40 000 à 50 000 hl perdus dans le Gard

La chambre d'agriculture du Gard a mené une enquête mi-juillet pour quantifier l'ampleur des dégâts liés au black-rot. Elle a ainsi adressé un questionnaire à l'ensemble des viticulteurs du département, bio comme conventionnels. 90 personnes ont répondu dont trois caves coopératives. « Les pertes de récolte varient de 0 à 100 % sur certaines parcelles. Le grenache est le cépage le plus touché. Certaines exploitations estiment avoir perdu plus de la moitié de leur récolte, y compris chez les conventionnels. Les viticulteurs bio sont les plus concernés, mais si un viticulteur conventionnel fait un mauvais choix de produit ou de date de traitement, la sanction est la même », commente Jacques Oustric, responsable du service viticulture. Sur la base de ces 90 réponses, les pertes de récolte sont estimées à 30 000 hl. Extrapolées à l'ensemble du département, cela représenterait un manque de 40 000 à 50 000 hl pour une récolte totale qui s'élève habituellement entre 3,5 et 3,2 millions d'hl.

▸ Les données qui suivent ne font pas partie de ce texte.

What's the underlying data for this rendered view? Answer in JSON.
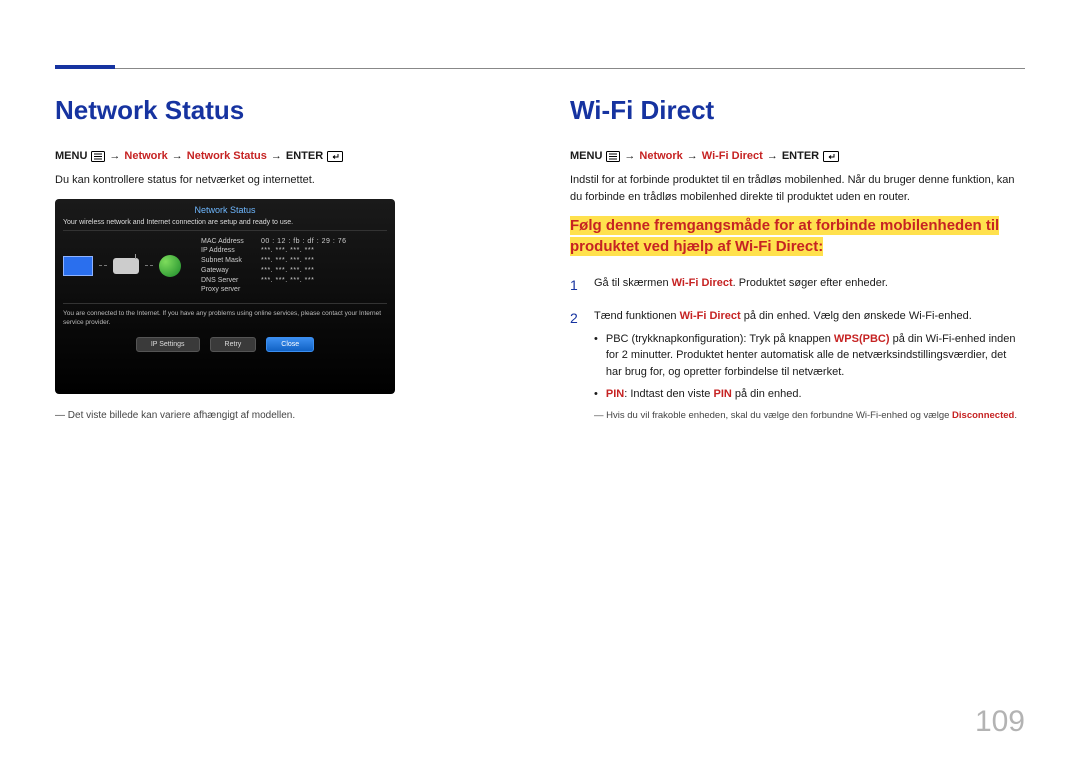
{
  "page_number": "109",
  "left": {
    "heading": "Network Status",
    "nav": {
      "menu": "MENU",
      "path1": "Network",
      "path2": "Network Status",
      "enter": "ENTER"
    },
    "body": "Du kan kontrollere status for netværket og internettet.",
    "ui": {
      "title": "Network Status",
      "subtitle": "Your wireless network and Internet connection are setup and ready to use.",
      "table": {
        "mac": {
          "label": "MAC Address",
          "value": "00 : 12 : fb : df : 29 : 76"
        },
        "ip": {
          "label": "IP Address",
          "value": "***. ***. ***. ***"
        },
        "subnet": {
          "label": "Subnet Mask",
          "value": "***. ***. ***. ***"
        },
        "gateway": {
          "label": "Gateway",
          "value": "***. ***. ***. ***"
        },
        "dns": {
          "label": "DNS Server",
          "value": "***. ***. ***. ***"
        },
        "proxy": {
          "label": "Proxy server",
          "value": ""
        }
      },
      "footnote": "You are connected to the Internet. If you have any problems using online services, please contact your Internet service provider.",
      "buttons": {
        "ip": "IP Settings",
        "retry": "Retry",
        "close": "Close"
      }
    },
    "caption": "Det viste billede kan variere afhængigt af modellen."
  },
  "right": {
    "heading": "Wi-Fi Direct",
    "nav": {
      "menu": "MENU",
      "path1": "Network",
      "path2": "Wi-Fi Direct",
      "enter": "ENTER"
    },
    "body": "Indstil for at forbinde produktet til en trådløs mobilenhed. Når du bruger denne funktion, kan du forbinde en trådløs mobilenhed direkte til produktet uden en router.",
    "highlight": "Følg denne fremgangsmåde for at forbinde mobilenheden til produktet ved hjælp af Wi-Fi Direct:",
    "step1": {
      "pre": "Gå til skærmen ",
      "bold": "Wi-Fi Direct",
      "post": ". Produktet søger efter enheder."
    },
    "step2": {
      "pre": "Tænd funktionen ",
      "bold": "Wi-Fi Direct",
      "post": " på din enhed. Vælg den ønskede Wi-Fi-enhed.",
      "bullet1_pre": "PBC (trykknapkonfiguration): Tryk på knappen ",
      "bullet1_bold": "WPS(PBC)",
      "bullet1_post": " på din Wi-Fi-enhed inden for 2 minutter. Produktet henter automatisk alle de netværksindstillingsværdier, det har brug for, og opretter forbindelse til netværket.",
      "bullet2_bold1": "PIN",
      "bullet2_mid": ": Indtast den viste ",
      "bullet2_bold2": "PIN",
      "bullet2_post": " på din enhed."
    },
    "footnote_pre": "Hvis du vil frakoble enheden, skal du vælge den forbundne Wi-Fi-enhed og vælge ",
    "footnote_bold": "Disconnected",
    "footnote_post": "."
  }
}
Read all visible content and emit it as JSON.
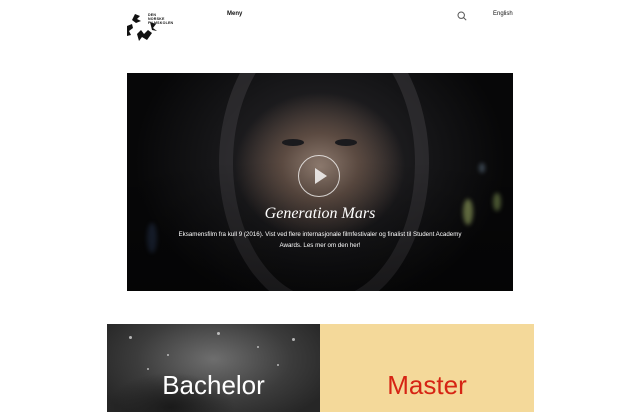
{
  "header": {
    "logo_lines": [
      "DEN",
      "NORSKE",
      "FILMSKOLEN"
    ],
    "menu_label": "Meny",
    "language_label": "English"
  },
  "hero": {
    "title": "Generation Mars",
    "description": "Eksamensfilm fra kull 9 (2016). Vist ved flere internasjonale filmfestivaler og finalist til Student Academy Awards. Les mer om den her!"
  },
  "cards": {
    "bachelor_label": "Bachelor",
    "master_label": "Master"
  },
  "colors": {
    "master_bg": "#f4d99a",
    "master_text": "#d62414"
  }
}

À Bordeaux, plus de peur que de mal

À Bordeaux, les premières contaminations sont survenues au stade trois à quatre feuilles étalées, avec des symptômes visibles dès le stade 5-6 feuilles. « Début mai, nous avons eu des sorties très impressionnantes. Mais en juin, le temps très chaud et sec nous a aidés. Les viticulteurs en conventionnel ont maîtrisé la maladie avec les fongicides homologués. J'étais pessimiste pour les bios, mais ils ont renforcé les doses de cuivre et de soufre et renouvelé les traitements avant chaque pluie. Au final, les dégâts sont limités. Seules quelques parcelles subissent plus de 50 % de perte de récolte. Soit elles sont très humides, soit il y a eu de mauvaises applications », note Étienne Laveau, conseiller viticole bio à la chambre d'agriculture de Gironde. Et d'insister sur les mesures prophylactiques hivernales : « Il faut éliminer les rafles laissées par la machine à vendanger et les sarments. Si la parcelle n'est pas trop contaminée, on peut les broyer sur place. Sinon, il faur les brûler. »

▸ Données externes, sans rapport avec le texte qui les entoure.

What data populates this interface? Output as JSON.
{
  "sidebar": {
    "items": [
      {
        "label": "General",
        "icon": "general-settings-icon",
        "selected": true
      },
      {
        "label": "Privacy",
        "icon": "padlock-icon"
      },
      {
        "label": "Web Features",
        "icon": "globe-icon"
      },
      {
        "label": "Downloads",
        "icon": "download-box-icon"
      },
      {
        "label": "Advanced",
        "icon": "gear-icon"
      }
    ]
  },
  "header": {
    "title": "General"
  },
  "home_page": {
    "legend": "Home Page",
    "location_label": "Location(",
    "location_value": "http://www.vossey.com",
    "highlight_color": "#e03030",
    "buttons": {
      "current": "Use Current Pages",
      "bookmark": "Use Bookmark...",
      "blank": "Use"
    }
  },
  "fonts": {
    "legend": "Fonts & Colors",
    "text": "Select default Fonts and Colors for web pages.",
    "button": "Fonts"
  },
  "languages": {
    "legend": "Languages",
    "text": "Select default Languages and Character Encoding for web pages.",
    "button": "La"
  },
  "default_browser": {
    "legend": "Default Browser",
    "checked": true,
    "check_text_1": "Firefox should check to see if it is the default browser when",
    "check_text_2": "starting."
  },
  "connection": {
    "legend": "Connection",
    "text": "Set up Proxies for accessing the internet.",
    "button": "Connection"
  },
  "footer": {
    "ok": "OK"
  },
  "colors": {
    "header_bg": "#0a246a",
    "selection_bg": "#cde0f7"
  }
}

Un parasite trop mal connu

Alexandre Roux a été surpris de la méconnaissance du black-rot de la part des organismes techniques. En juin, confronté à des attaques « j'ai essayé de m'informer. Mais je suis resté sur ma faim, déplore ce vigneron bio basé à Entrechaux, dans le Vaucluse. Pourquoi le black-rot revient-il sur le devant de la scène ? Comment le combattre ? Je n'ai pas eu de réponses. Du coup, j'ai envoyé des mails tous azimuts pour alerter les techniciens ». Marlène Matignon, du Civam Bio du Gard, le confirme : « Fin juin, nous recevions tous les jours des appels de viticulteurs qui voulaient savoir comment lutter et s'ils pouvaient obtenir une dérogation pour utiliser des produits non homologués en bio. » Elle n'a pu répondre qu'à la seconde question : impossible d'obtenir des dérogations. En ce qui concerne les méthodes de lutte et de l'efficacité des fongicides autorisés en bio : aucune certitude. Des traités et certains conseillers parlent de l'effet freinant du cuivre. Pour d'autres, le soufre serait plus efficace, ce qui concorderait avec les observations des vignerons que nous avons interrogés. Enfin, selon des travaux récents, il vaudrait mieux miser sur des mélanges de cuivre et de soufre. Face à cette situation, le Civam Bio du Gard a organisé une réunion fin juillet avec tous ses partenaires (Sud Vin bio, Coop de France LR, Vif, chambre d'agriculture) pour réfléchir aux actions à mettre en place. À l'issue de cette réunion, les professionnels du Languedoc-Roussillon ont également écrit au préfet de région pour solliciter des fonds spécifiques afin de financer la mise en place d'essais. Sans succès à ce jour.